The KKK • The Ku Klux Klan worked to keep African Americans and white Republicans out of office. • Originally formed as a political group. • Dressed in white robes and hoods to hide their identities. • Burned crosses and shouted threats, sometimes turned to violence – lynching • Many moderate southerners did not approve of the Klan but there was little they could do to stop them. • In 1870, Congress made it a crime to use force to keep people from voting (Enforcement Acts)
Harper's Weekly cartoon by Thomas Nast depicting the plight of African Americans in the Reconstruction South
Challenge of Rebuilding • Built schools for both white and black children • Built railroads, telegraph lines, bridges, and roads • Southerners had to pay high taxes and many of them were upset. • Some of the governments were corrupt as well.

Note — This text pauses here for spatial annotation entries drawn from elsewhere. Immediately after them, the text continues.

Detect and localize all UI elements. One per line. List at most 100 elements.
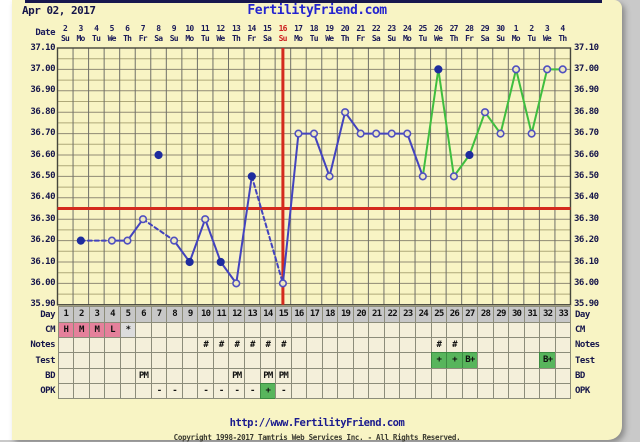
date-column: 10	[185, 24, 194, 33]
temp-dot	[465, 150, 474, 160]
notes-cell: #	[275, 337, 292, 354]
date-column: 6	[125, 24, 130, 33]
day-cell: 15	[275, 306, 292, 323]
bd-cell: PM	[259, 367, 277, 384]
top-navy-bar	[25, 0, 602, 3]
y-axis-tick: 36.80	[30, 106, 55, 117]
temp-dot	[449, 172, 458, 181]
y-axis-tick: 36.20	[574, 235, 599, 246]
temp-line-segment	[204, 218, 222, 263]
bd-cell	[104, 367, 121, 384]
opk-cell	[88, 382, 106, 399]
test-cell	[197, 352, 214, 369]
date-column: 16	[278, 24, 288, 33]
test-cell	[523, 352, 541, 369]
opk-cell	[181, 382, 199, 399]
temp-line-segment	[344, 111, 362, 135]
day-cell: 30	[508, 306, 525, 323]
date-column: 20	[340, 24, 350, 33]
temp-dot	[232, 279, 241, 288]
y-axis-tick: 36.50	[30, 170, 55, 181]
day-cell: 31	[523, 306, 541, 323]
bd-cell	[119, 367, 137, 384]
date-column: 14	[247, 24, 257, 33]
date-column: 24	[402, 24, 412, 33]
notes-cell: #	[212, 337, 230, 354]
day-cell: 17	[306, 306, 323, 323]
cm-cell	[197, 322, 214, 339]
opk-cell	[306, 382, 323, 399]
notes-cell	[461, 337, 479, 354]
day-cell: 12	[228, 306, 246, 323]
weekday-column: Su	[496, 34, 505, 43]
bd-cell	[337, 367, 354, 384]
discarded-temp-dot	[154, 150, 163, 160]
y-axis-tick: 36.10	[574, 256, 599, 267]
notes-cell: #	[430, 337, 448, 354]
cm-cell	[446, 322, 463, 339]
bd-cell	[306, 367, 323, 384]
temp-dot	[418, 172, 427, 181]
test-cell	[150, 352, 168, 369]
test-cell	[259, 352, 277, 369]
opk-cell: -	[166, 382, 183, 399]
y-axis-tick: 36.30	[30, 213, 55, 224]
opk-cell	[135, 382, 152, 399]
date-column: 1	[513, 24, 519, 33]
date-column: 11	[200, 24, 210, 33]
temp-dot	[511, 65, 521, 74]
test-cell	[290, 352, 308, 369]
bd-cell: PM	[135, 367, 152, 384]
weekday-column: Tu	[527, 34, 536, 43]
date-column: 21	[356, 24, 365, 33]
temp-line-segment	[173, 239, 191, 263]
date-column: 5	[109, 24, 115, 33]
y-axis-tick: 35.90	[30, 299, 55, 310]
notes-cell	[181, 337, 199, 354]
y-axis-tick: 35.90	[574, 299, 599, 310]
opk-cell	[119, 382, 137, 399]
weekday-column: Sa	[480, 34, 490, 43]
test-cell	[104, 352, 121, 369]
opk-cell: -	[150, 382, 168, 399]
cm-cell	[337, 322, 354, 339]
weekday-column: Su	[387, 34, 396, 43]
weekday-column: We	[542, 34, 552, 43]
test-cell	[415, 352, 432, 369]
weekday-column: We	[107, 34, 117, 43]
date-column: 30	[496, 24, 505, 33]
day-cell: 23	[399, 306, 417, 323]
temp-line-segment	[406, 132, 424, 178]
site-title-link[interactable]: FertilityFriend.com	[247, 3, 387, 18]
opk-cell: -	[197, 382, 214, 399]
day-cell: 29	[492, 306, 510, 323]
date-column: 26	[434, 24, 443, 33]
y-axis-tick: 36.20	[30, 235, 55, 246]
cm-cell	[259, 322, 277, 339]
date-column: 2	[529, 24, 534, 33]
weekday-column: Sa	[154, 34, 163, 43]
row-label-test: Test	[575, 355, 595, 366]
cm-cell	[399, 322, 417, 339]
notes-cell	[306, 337, 323, 354]
test-cell	[352, 352, 370, 369]
row-label-bd: BD	[45, 370, 55, 381]
bd-cell: PM	[275, 367, 292, 384]
temp-dot	[278, 279, 288, 288]
cm-cell	[461, 322, 479, 339]
notes-cell: #	[244, 337, 261, 354]
notes-cell	[73, 337, 90, 354]
cm-cell	[508, 322, 525, 339]
bd-cell	[415, 367, 432, 384]
day-cell: 7	[150, 306, 168, 323]
y-axis-tick: 36.10	[30, 256, 55, 267]
date-column: 8	[156, 24, 161, 33]
footer-url-link[interactable]: http://www.FertilityFriend.com	[229, 417, 405, 429]
cm-cell: L	[104, 322, 121, 339]
test-cell	[508, 352, 525, 369]
opk-cell: +	[259, 382, 277, 399]
notes-cell	[104, 337, 121, 354]
weekday-column: We	[325, 34, 334, 43]
date-column: 28	[465, 24, 474, 33]
opk-cell	[399, 382, 417, 399]
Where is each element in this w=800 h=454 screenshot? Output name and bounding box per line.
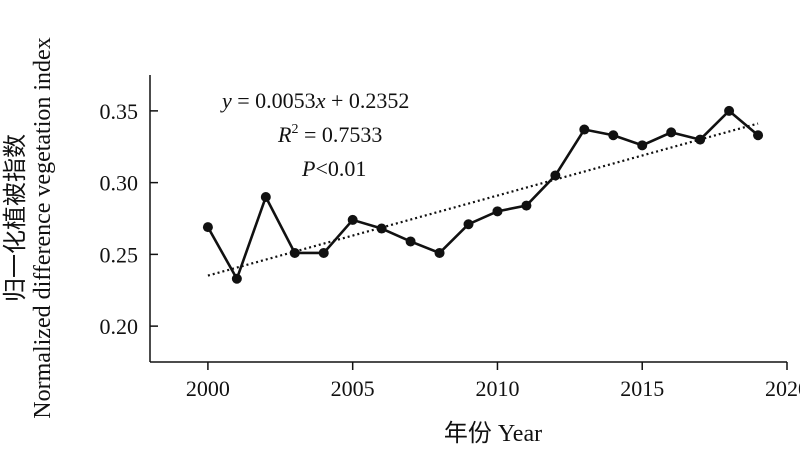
r2-r: R: [277, 122, 292, 147]
data-point: [666, 127, 677, 138]
data-point: [550, 170, 561, 181]
x-axis-title: 年份 Year: [444, 420, 542, 447]
x-tick-label: 2020: [765, 376, 800, 401]
data-point: [724, 105, 735, 116]
regression-equation: y = 0.0053x + 0.2352: [220, 88, 409, 113]
y-tick-label: 0.30: [100, 171, 139, 196]
eq-y: y: [220, 88, 232, 113]
y-axis-title-en: Normalized difference vegetation index: [30, 37, 56, 418]
data-point: [405, 236, 416, 247]
data-point: [260, 191, 271, 202]
data-point: [753, 130, 764, 141]
data-point: [318, 247, 329, 258]
y-tick-label: 0.25: [100, 242, 139, 267]
data-point: [579, 124, 590, 135]
data-point: [608, 130, 619, 141]
eq-x: x: [315, 88, 326, 113]
data-point: [376, 223, 387, 234]
eq-end: + 0.2352: [325, 88, 409, 113]
data-point: [637, 140, 648, 151]
data-point: [202, 222, 213, 233]
p-value-label: P<0.01: [301, 156, 366, 181]
x-tick-label: 2000: [186, 376, 230, 401]
r2-val: = 0.7533: [298, 122, 382, 147]
p-p: P: [301, 156, 315, 181]
data-point: [492, 206, 503, 217]
y-ticks: 0.20 0.25 0.30 0.35: [100, 99, 158, 339]
data-point: [434, 247, 445, 258]
y-tick-label: 0.35: [100, 99, 139, 124]
r-squared-label: R2 = 0.7533: [277, 122, 382, 147]
ndvi-series-points: [202, 105, 764, 284]
y-axis-title-cn: 归一化植被指数: [2, 134, 29, 302]
x-tick-label: 2010: [475, 376, 519, 401]
data-point: [695, 134, 706, 145]
p-val: <0.01: [315, 156, 366, 181]
data-point: [463, 219, 474, 230]
x-tick-label: 2015: [620, 376, 664, 401]
x-tick-label: 2005: [331, 376, 375, 401]
data-point: [231, 273, 242, 284]
eq-mid: = 0.0053: [232, 88, 316, 113]
r2-sup: 2: [291, 122, 298, 137]
data-point: [289, 247, 300, 258]
trend-line: [207, 122, 759, 277]
data-point: [347, 214, 358, 225]
data-point: [521, 200, 532, 211]
y-tick-label: 0.20: [100, 314, 139, 339]
x-ticks: 2000 2005 2010 2015 2020: [186, 362, 800, 401]
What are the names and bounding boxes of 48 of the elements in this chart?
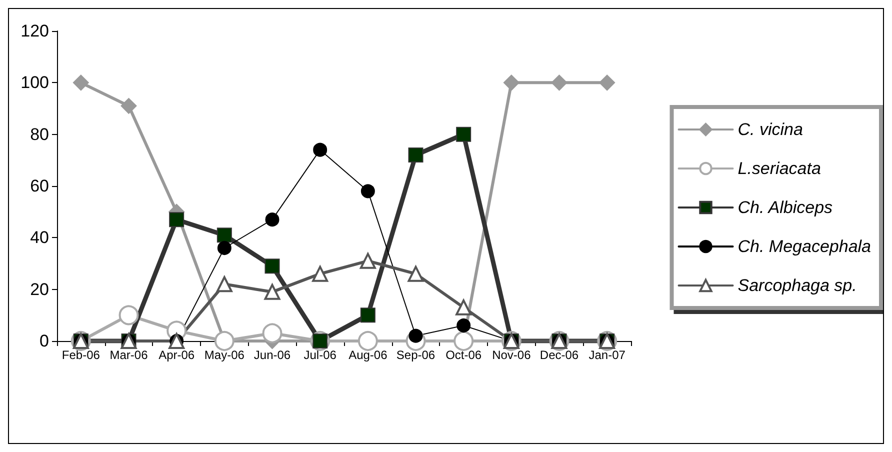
x-tick-label: Mar-06 (110, 348, 148, 362)
point (456, 299, 472, 316)
x-tick-label: Jan-07 (588, 348, 626, 362)
y-tick-label: 20 (30, 280, 49, 299)
x-tick-label: Oct-06 (446, 348, 482, 362)
point (599, 74, 616, 91)
point (216, 276, 232, 292)
x-tick-label: Nov-06 (492, 348, 532, 362)
point (264, 284, 280, 300)
point (408, 148, 424, 162)
point (408, 266, 424, 282)
point (262, 323, 282, 344)
point (360, 184, 375, 198)
x-tick-label: Aug-06 (348, 348, 388, 362)
x-tick-label: Jun-06 (254, 348, 291, 362)
point (217, 241, 232, 255)
point (360, 252, 376, 269)
point (551, 74, 568, 91)
point (72, 74, 89, 91)
legend-label: Ch. Albiceps (738, 198, 834, 217)
x-tick-label: Sep-06 (396, 348, 436, 362)
y-tick-label: 120 (20, 22, 49, 40)
legend-label: C. vicina (738, 120, 803, 139)
point (456, 126, 472, 142)
point (265, 212, 280, 227)
y-tick-label: 40 (30, 228, 49, 248)
legend-label: Ch. Megacephala (738, 237, 872, 256)
x-tick-label: Feb-06 (62, 348, 100, 362)
y-tick-label: 100 (20, 73, 49, 92)
point (169, 212, 184, 228)
point (360, 308, 376, 323)
point (118, 305, 139, 326)
x-tick-label: May-06 (204, 348, 245, 362)
legend-label: L.seriacata (738, 159, 821, 178)
x-tick-label: Apr-06 (158, 348, 195, 362)
point (313, 142, 328, 157)
point (264, 258, 280, 274)
x-tick-label: Jul-06 (304, 348, 337, 362)
legend-label: Sarcophaga sp. (738, 276, 857, 295)
point (456, 318, 471, 332)
point (120, 98, 137, 114)
x-tick-label: Dec-06 (540, 348, 579, 362)
y-tick-label: 0 (40, 332, 49, 350)
y-tick-label: 80 (30, 124, 49, 144)
point (503, 74, 520, 91)
y-tick-label: 60 (30, 176, 49, 196)
point (312, 266, 328, 282)
point (216, 228, 232, 243)
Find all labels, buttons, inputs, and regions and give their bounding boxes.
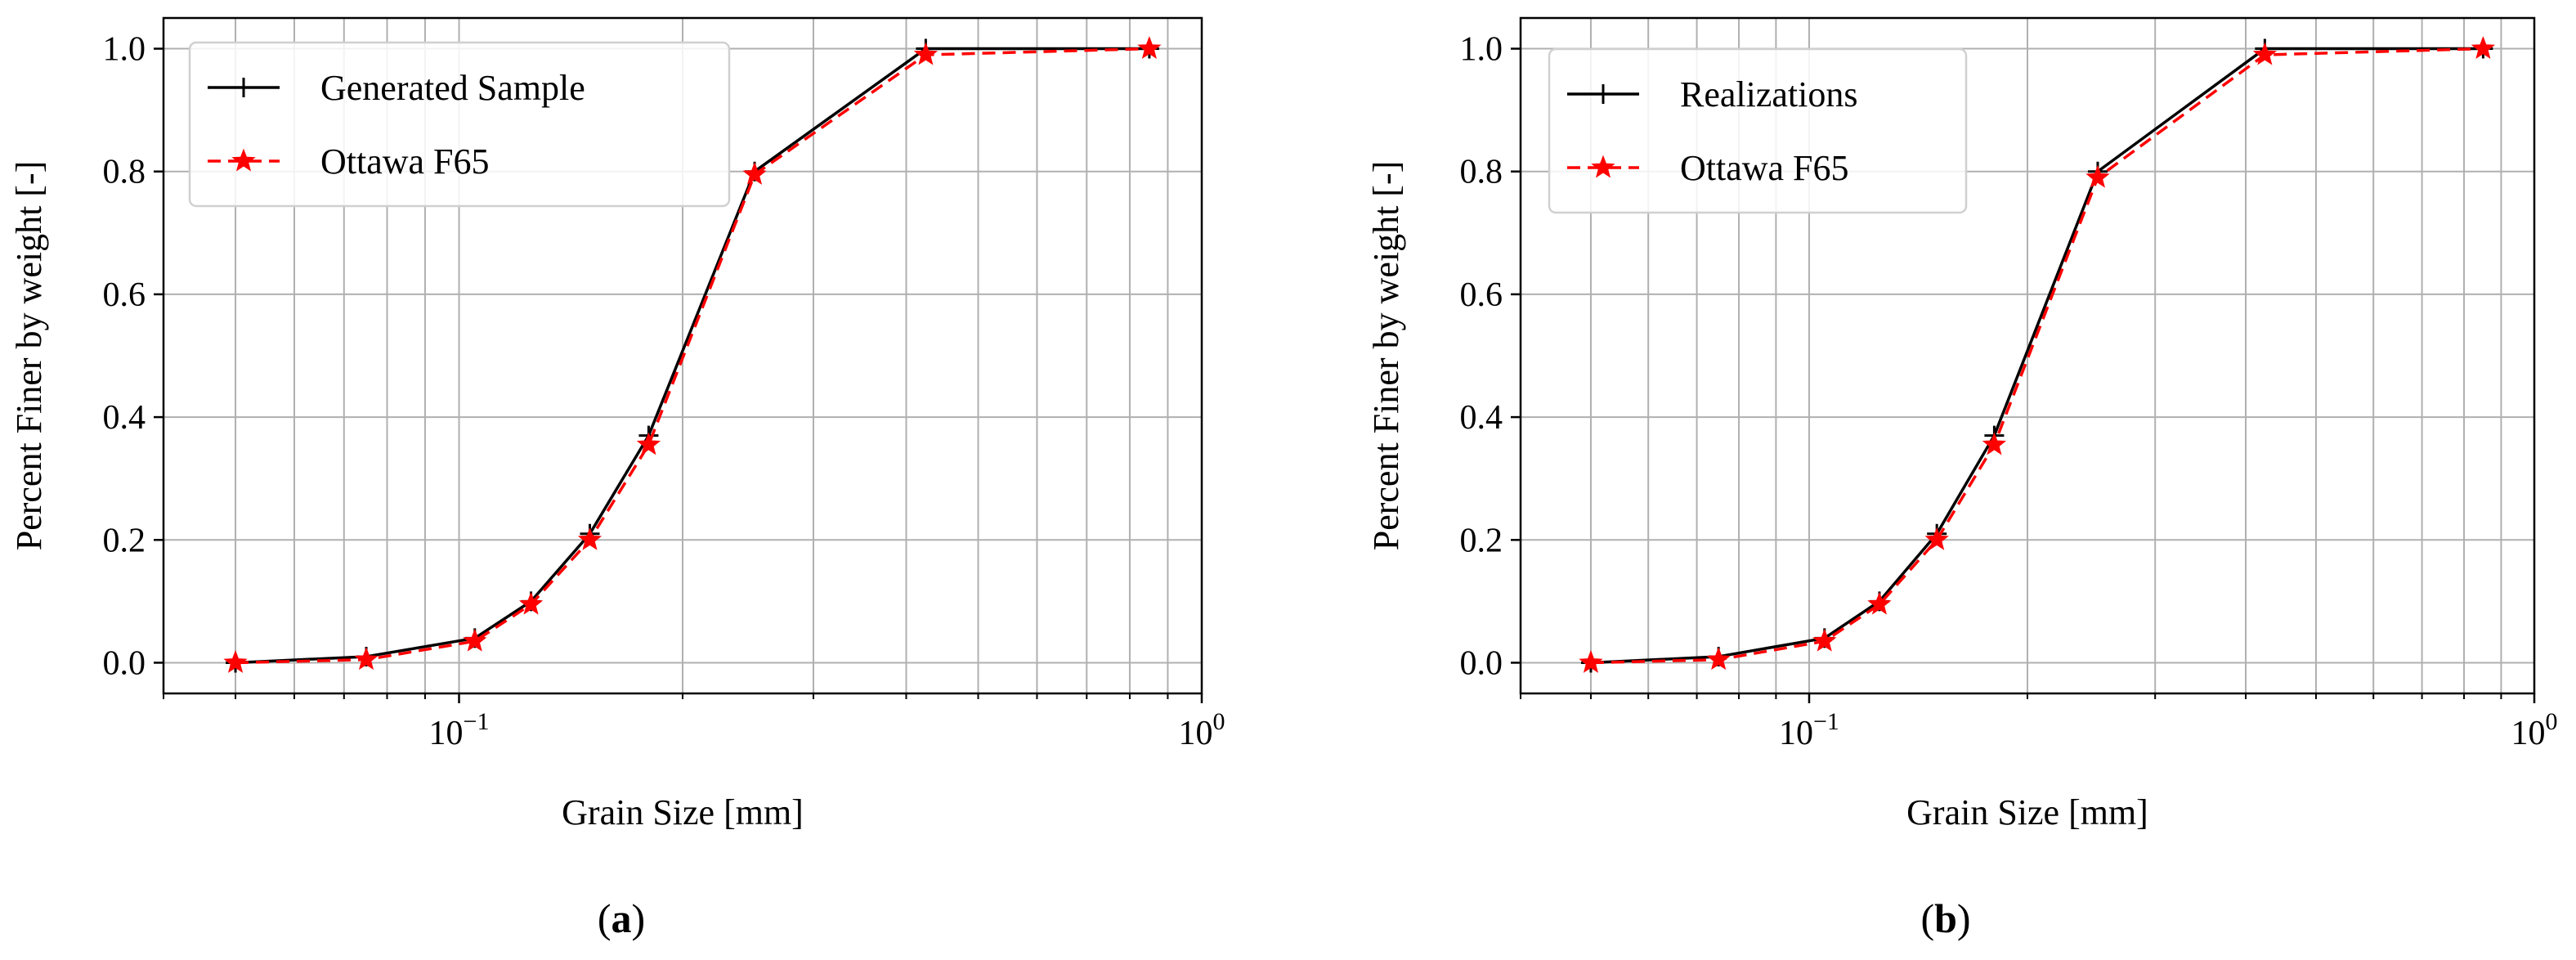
panel-0-series-1-marker-1 — [354, 647, 379, 671]
panel-0-xtick-label: 10−1 — [429, 708, 490, 752]
panel-1-series-1-marker-8 — [2471, 36, 2496, 59]
panel-0-xlabel: Grain Size [mm] — [562, 792, 804, 832]
panel-0-ytick-label: 0.0 — [103, 644, 146, 682]
panel-1-series-1-marker-0 — [1579, 650, 1603, 673]
panel-1-legend-label-0: Realizations — [1680, 74, 1858, 114]
panel-0-ytick-label: 0.8 — [103, 154, 146, 191]
panel-1-xlabel: Grain Size [mm] — [1906, 792, 2148, 832]
panel-1-caption: (b) — [1920, 895, 1970, 941]
panel-0-series-1-marker-5 — [636, 432, 661, 455]
panel-0-legend: Generated Sample Ottawa F65 — [188, 41, 731, 208]
panel-1-ytick-label: 0.2 — [1460, 522, 1503, 559]
panel-1-ytick-label: 0.6 — [1460, 276, 1503, 314]
panel-1-ytick-label: 1.0 — [1460, 31, 1503, 69]
panel-0-series-1-marker-0 — [223, 650, 248, 673]
panel-1-series-1-marker-7 — [2252, 42, 2278, 65]
panel-1-series-1-marker-3 — [1867, 591, 1892, 615]
panel-0-legend-label-1: Ottawa F65 — [320, 141, 490, 182]
panel-0-series-legend-1-marker-0 — [231, 148, 256, 172]
panel-1-series-1-marker-6 — [2085, 164, 2110, 188]
panel-0-xtick-label: 100 — [1179, 708, 1225, 752]
panel-1-series-1-line — [1590, 47, 2484, 665]
panel-1-series-1-marker-4 — [1924, 527, 1949, 550]
panel-1-ytick-label: 0.0 — [1460, 644, 1503, 682]
chart-panel-1: 0.0 0.2 0.4 0.6 0.8 1.0 10−1 100 Grain Size [mm]… — [1366, 16, 2558, 832]
panel-1-legend-box — [1548, 47, 1968, 214]
chart-panel-0: 0.0 0.2 0.4 0.6 0.8 1.0 10−1 100 Grain Size [mm]… — [9, 16, 1225, 832]
panel-0-series-1-marker-2 — [463, 628, 487, 652]
panel-0-ylabel: Percent Finer by weight [-] — [9, 161, 49, 551]
panel-0-series-1 — [223, 36, 1162, 673]
panel-0-ytick-label: 1.0 — [103, 31, 146, 69]
panel-1-legend-label-1: Ottawa F65 — [1680, 148, 1849, 188]
panel-0-series-1-marker-6 — [742, 162, 767, 185]
panel-1-series-legend-1-marker-0 — [1591, 155, 1615, 178]
panel-0-series-legend-0-marker-0 — [234, 78, 253, 97]
panel-1-ytick-label: 0.8 — [1460, 154, 1503, 191]
panel-1-legend: Realizations Ottawa F65 — [1548, 47, 1968, 214]
panel-0-caption: (a) — [598, 895, 645, 941]
panel-1-xtick-label: 10−1 — [1779, 708, 1839, 752]
panel-0-series-1-marker-4 — [577, 527, 603, 550]
panel-1-series-1-marker-1 — [1706, 647, 1731, 671]
panel-1-series-legend-0-marker-0 — [1593, 84, 1613, 104]
panel-0-legend-box — [188, 41, 731, 208]
panel-1-ytick-label: 0.4 — [1460, 399, 1503, 437]
panel-1-ylabel: Percent Finer by weight [-] — [1366, 161, 1406, 551]
panel-1-series-1 — [1579, 36, 2496, 673]
panel-0-ytick-label: 0.4 — [103, 399, 146, 437]
panel-0-ytick-label: 0.2 — [103, 522, 146, 559]
panel-1-xtick-label: 100 — [2511, 708, 2558, 752]
panel-1-series-1-marker-2 — [1812, 628, 1837, 652]
panel-0-series-1-marker-7 — [913, 42, 939, 65]
panel-1-series-1-marker-5 — [1982, 432, 2007, 455]
panel-0-legend-label-0: Generated Sample — [320, 68, 585, 108]
panel-0-series-1-marker-3 — [518, 591, 544, 615]
panel-0-ytick-label: 0.6 — [103, 276, 146, 314]
panel-0-series-1-marker-8 — [1137, 36, 1162, 59]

Cycle of Poverty • Some Radical Republicans wanted to give freedmen “40 acres and a mule”, but all they got was freedom. • Most were not able to afford their own land and became sharecroppers. • Sharecroppers – rented and farmed a plot of land. Planters provided seed, fertilizer, and tools in return for a share of the crop at harvest time. • Most ended up in debt
Questions to Consider • If you were an African American at the time of the formation of the KKK, would you have voted? • Does racism exist in our society today? Where does it exist? • Provide an example of racism that you’ve seen, experienced, or heard about.